Hava sıcaklığı bazen çok bunaltıcı oluyordu.
Evde olduğu zamanlarda, sıcak havada canı hiçbir şey yapmak istemiyordu. Evde boş boş oturduğu sırada, oturmak da sıkıcı gelmişti. Ayağa kalktı ve pencerenin yanına gelerek dışarı bakmaya başladı. Sokakta kimse yoktu, fark etti ki birçok insan evdeydi. Evde olmak boş durma yeri değildi aslında ve bunu fark ettiği zaman hızla masasının başına oturdu.

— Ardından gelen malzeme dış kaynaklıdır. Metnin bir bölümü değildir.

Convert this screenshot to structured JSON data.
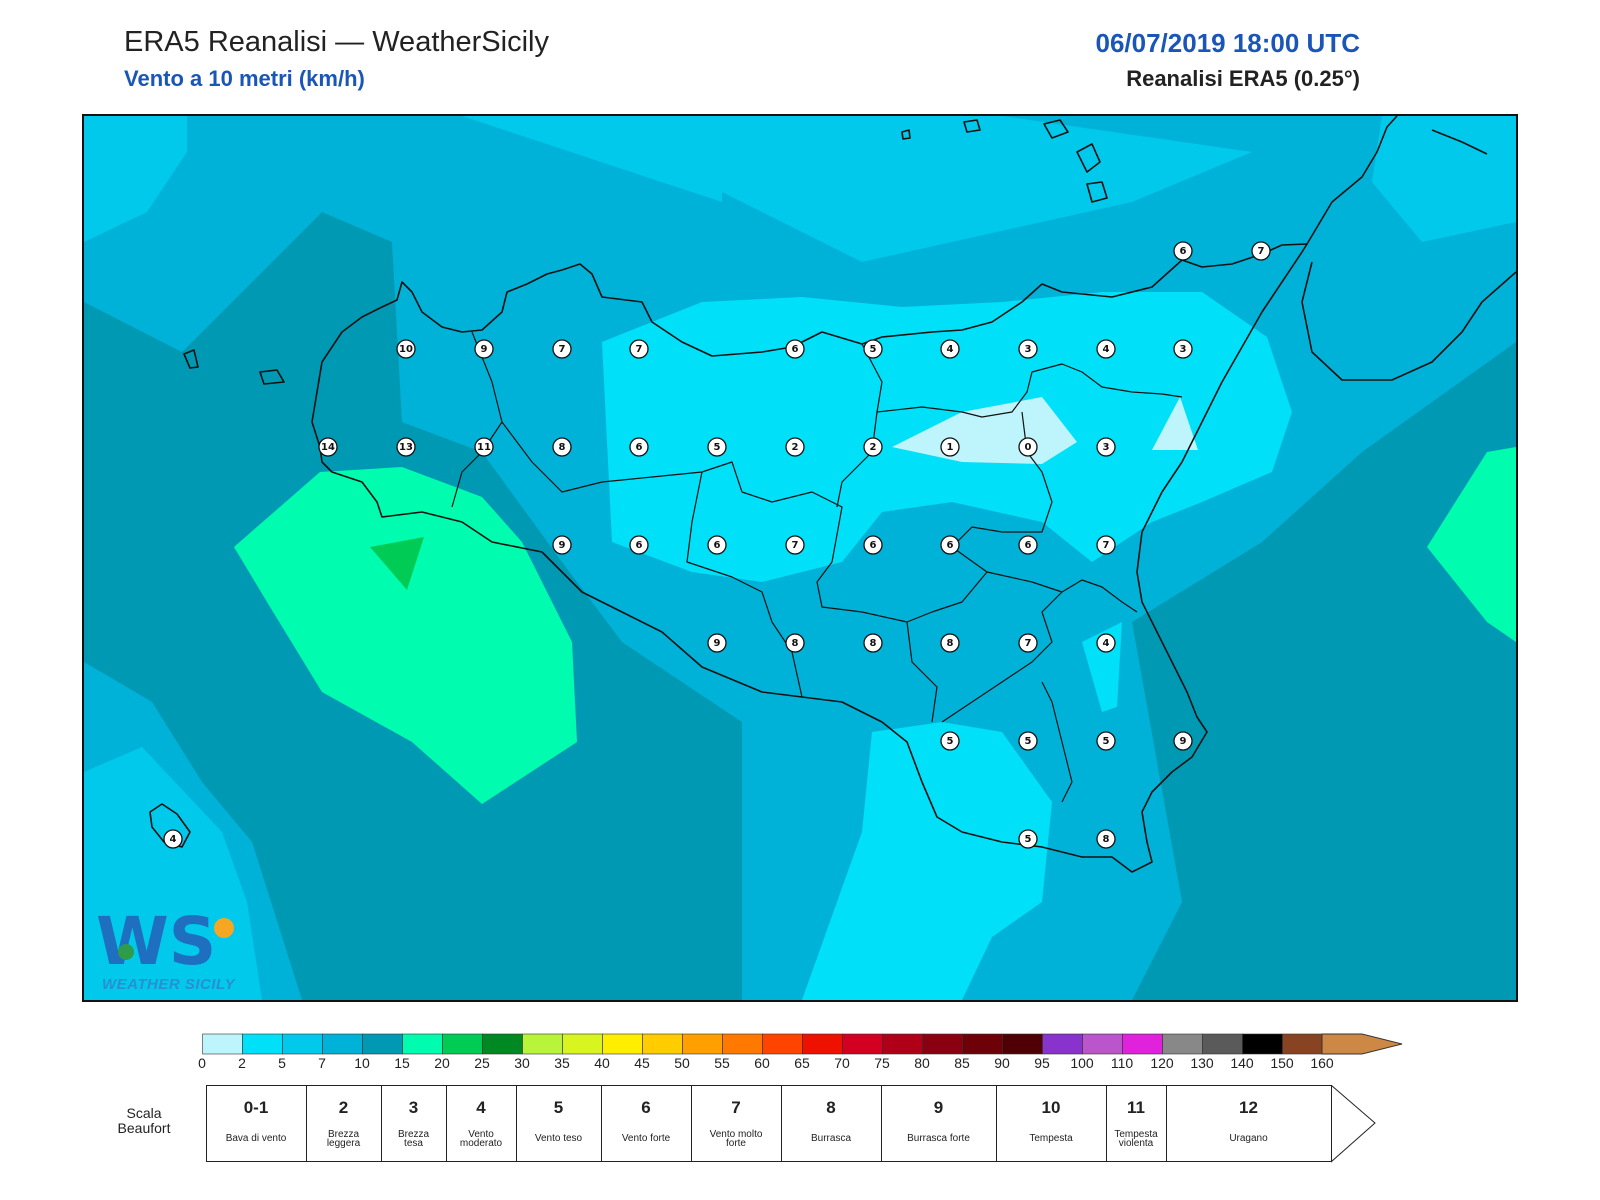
{
  "header": {
    "title": "ERA5 Reanalisi — WeatherSicily",
    "subtitle": "Vento a 10 metri (km/h)",
    "datetime": "06/07/2019 18:00 UTC",
    "source": "Reanalisi ERA5 (0.25°)"
  },
  "logo": {
    "letters": "WS",
    "caption": "WEATHER SICILY"
  },
  "colors": {
    "wind_0_2": "#bef4fb",
    "wind_2_5": "#00e0f8",
    "wind_5_7": "#00c9ec",
    "wind_7_10": "#00b2d8",
    "wind_10_15": "#0099b4",
    "wind_15_20": "#00fcae",
    "wind_20_25": "#00cc55",
    "land_outline": "#111111"
  },
  "wind_values": [
    "6",
    "7",
    "10",
    "9",
    "7",
    "7",
    "6",
    "5",
    "4",
    "3",
    "4",
    "3",
    "14",
    "13",
    "11",
    "8",
    "6",
    "5",
    "2",
    "2",
    "1",
    "0",
    "3",
    "9",
    "6",
    "6",
    "7",
    "6",
    "6",
    "6",
    "7",
    "9",
    "8",
    "8",
    "8",
    "7",
    "4",
    "5",
    "5",
    "5",
    "9",
    "5",
    "8",
    "4"
  ],
  "scale": {
    "ticks": [
      "0",
      "2",
      "5",
      "7",
      "10",
      "15",
      "20",
      "25",
      "30",
      "35",
      "40",
      "45",
      "50",
      "55",
      "60",
      "65",
      "70",
      "75",
      "80",
      "85",
      "90",
      "95",
      "100",
      "110",
      "120",
      "130",
      "140",
      "150",
      "160"
    ],
    "colors": [
      "#bef4fb",
      "#00e0f8",
      "#00c9ec",
      "#00b2d8",
      "#0099b4",
      "#00fcae",
      "#00cc55",
      "#008822",
      "#b8f53a",
      "#d8f520",
      "#ffee00",
      "#ffcc00",
      "#ffa000",
      "#ff7800",
      "#ff4400",
      "#ee1100",
      "#d40022",
      "#b00018",
      "#8a0010",
      "#6e0008",
      "#500005",
      "#8833cc",
      "#bb55cc",
      "#e022dd",
      "#888888",
      "#5a5a5a",
      "#000000",
      "#884422",
      "#cc8844"
    ]
  },
  "beaufort": {
    "label": "Scala Beaufort",
    "items": [
      {
        "num": "0-1",
        "desc": "Bava di vento"
      },
      {
        "num": "2",
        "desc": "Brezza leggera"
      },
      {
        "num": "3",
        "desc": "Brezza tesa"
      },
      {
        "num": "4",
        "desc": "Vento moderato"
      },
      {
        "num": "5",
        "desc": "Vento teso"
      },
      {
        "num": "6",
        "desc": "Vento forte"
      },
      {
        "num": "7",
        "desc": "Vento molto forte"
      },
      {
        "num": "8",
        "desc": "Burrasca"
      },
      {
        "num": "9",
        "desc": "Burrasca forte"
      },
      {
        "num": "10",
        "desc": "Tempesta"
      },
      {
        "num": "11",
        "desc": "Tempesta violenta"
      },
      {
        "num": "12",
        "desc": "Uragano"
      }
    ]
  }
}
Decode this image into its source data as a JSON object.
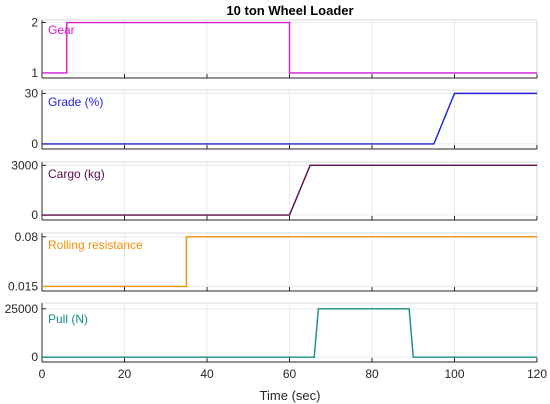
{
  "chart_data": {
    "type": "line",
    "title": "10 ton Wheel Loader",
    "xlabel": "Time (sec)",
    "xlim": [
      0,
      120
    ],
    "xticks": [
      0,
      20,
      40,
      60,
      80,
      100,
      120
    ],
    "grid": true,
    "subplots": [
      {
        "name": "Gear",
        "color": "#d11ecf",
        "ylim": [
          0.9,
          2.05
        ],
        "yticks": [
          1,
          2
        ],
        "x": [
          0,
          6,
          6,
          60,
          60,
          120
        ],
        "y": [
          1,
          1,
          2,
          2,
          1,
          1
        ]
      },
      {
        "name": "Grade (%)",
        "color": "#1f1fd6",
        "ylim": [
          -3,
          32
        ],
        "yticks": [
          0,
          30
        ],
        "x": [
          0,
          95,
          100,
          120
        ],
        "y": [
          0,
          0,
          30,
          30
        ]
      },
      {
        "name": "Cargo (kg)",
        "color": "#5a0a4a",
        "ylim": [
          -300,
          3200
        ],
        "yticks": [
          0,
          3000
        ],
        "x": [
          0,
          60,
          65,
          120
        ],
        "y": [
          0,
          0,
          3000,
          3000
        ]
      },
      {
        "name": "Rolling resistance",
        "color": "#f0900a",
        "ylim": [
          0.009,
          0.085
        ],
        "yticks": [
          0.015,
          0.08
        ],
        "x": [
          0,
          35,
          35,
          120
        ],
        "y": [
          0.015,
          0.015,
          0.08,
          0.08
        ]
      },
      {
        "name": "Pull (N)",
        "color": "#138f85",
        "ylim": [
          -2500,
          28000
        ],
        "yticks": [
          0,
          25000
        ],
        "x": [
          0,
          66,
          67,
          89,
          90,
          120
        ],
        "y": [
          0,
          0,
          25000,
          25000,
          0,
          0
        ]
      }
    ]
  }
}
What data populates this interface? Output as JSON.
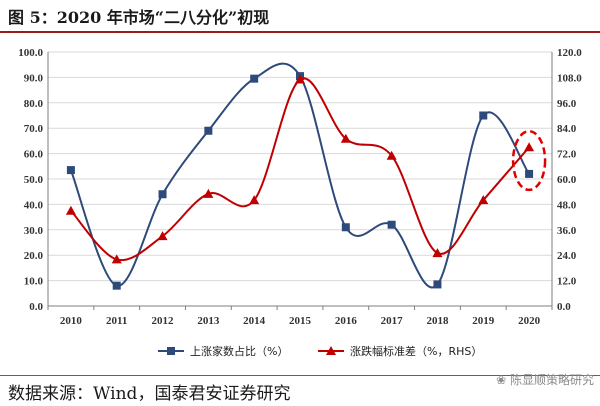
{
  "figure": {
    "title": "图 5：2020 年市场“二八分化”初现",
    "source": "数据来源：Wind，国泰君安证券研究",
    "watermark": "陈显顺策略研究"
  },
  "chart_data": {
    "type": "line",
    "title": "图 5：2020 年市场“二八分化”初现",
    "categories": [
      "2010",
      "2011",
      "2012",
      "2013",
      "2014",
      "2015",
      "2016",
      "2017",
      "2018",
      "2019",
      "2020"
    ],
    "left_axis": {
      "min": 0,
      "max": 100,
      "step": 10,
      "tick_labels": [
        "0.0",
        "10.0",
        "20.0",
        "30.0",
        "40.0",
        "50.0",
        "60.0",
        "70.0",
        "80.0",
        "90.0",
        "100.0"
      ]
    },
    "right_axis": {
      "min": 0,
      "max": 120,
      "step": 12,
      "tick_labels": [
        "0.0",
        "12.0",
        "24.0",
        "36.0",
        "48.0",
        "60.0",
        "72.0",
        "84.0",
        "96.0",
        "108.0",
        "120.0"
      ]
    },
    "series": [
      {
        "name": "上涨家数占比（%）",
        "axis": "left",
        "color": "#2e4a7a",
        "marker": "square",
        "values": [
          53.5,
          8.0,
          44.0,
          69.0,
          89.5,
          90.5,
          31.0,
          32.0,
          8.5,
          75.0,
          52.0
        ]
      },
      {
        "name": "涨跌幅标准差（%，RHS）",
        "axis": "right",
        "color": "#c00000",
        "marker": "triangle",
        "values": [
          45.0,
          22.0,
          33.0,
          53.0,
          50.0,
          107.0,
          79.0,
          71.0,
          25.0,
          50.0,
          75.0
        ]
      }
    ],
    "grid": true,
    "legend_position": "bottom",
    "annotation": {
      "type": "dashed-ellipse",
      "color": "#e00000",
      "category": "2020"
    }
  }
}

Oturunca üzerinde ev kıyafeti olduğunu fark etti. Hızla kalktı ve işe gider gibi giyindi. Tekrar masasına oturdu. Bilgisayarını açtı ve işe başlarken ettiği zihin açıklığı dualarını ederek işlerini yapmaya başladı. Öğle arasında kendine tost yaptı ve balkonunda yemeğe başladı.
Akşam olunca eskisi gibi kendi kendine düşündü. Her düşündüğünde şükür listesi yapardı. Allah, düşünme için bir akıl, gören gözler, işiten kulaklar, nefes alacak ciğerler vermişti... Allah insanı bazen sınar ama önemli olan sınavlarını şükürle geçebilmek. Ve şimdi biliyordu ki boş oturmak en büyük sınavdı ve insanı vesveseye sürüklüyordu. Önemli olan güzel görmek ve güzel düşünmek için hep çalışmaktı. Çünkü iki günü bir olan asla ilerleyemezdi.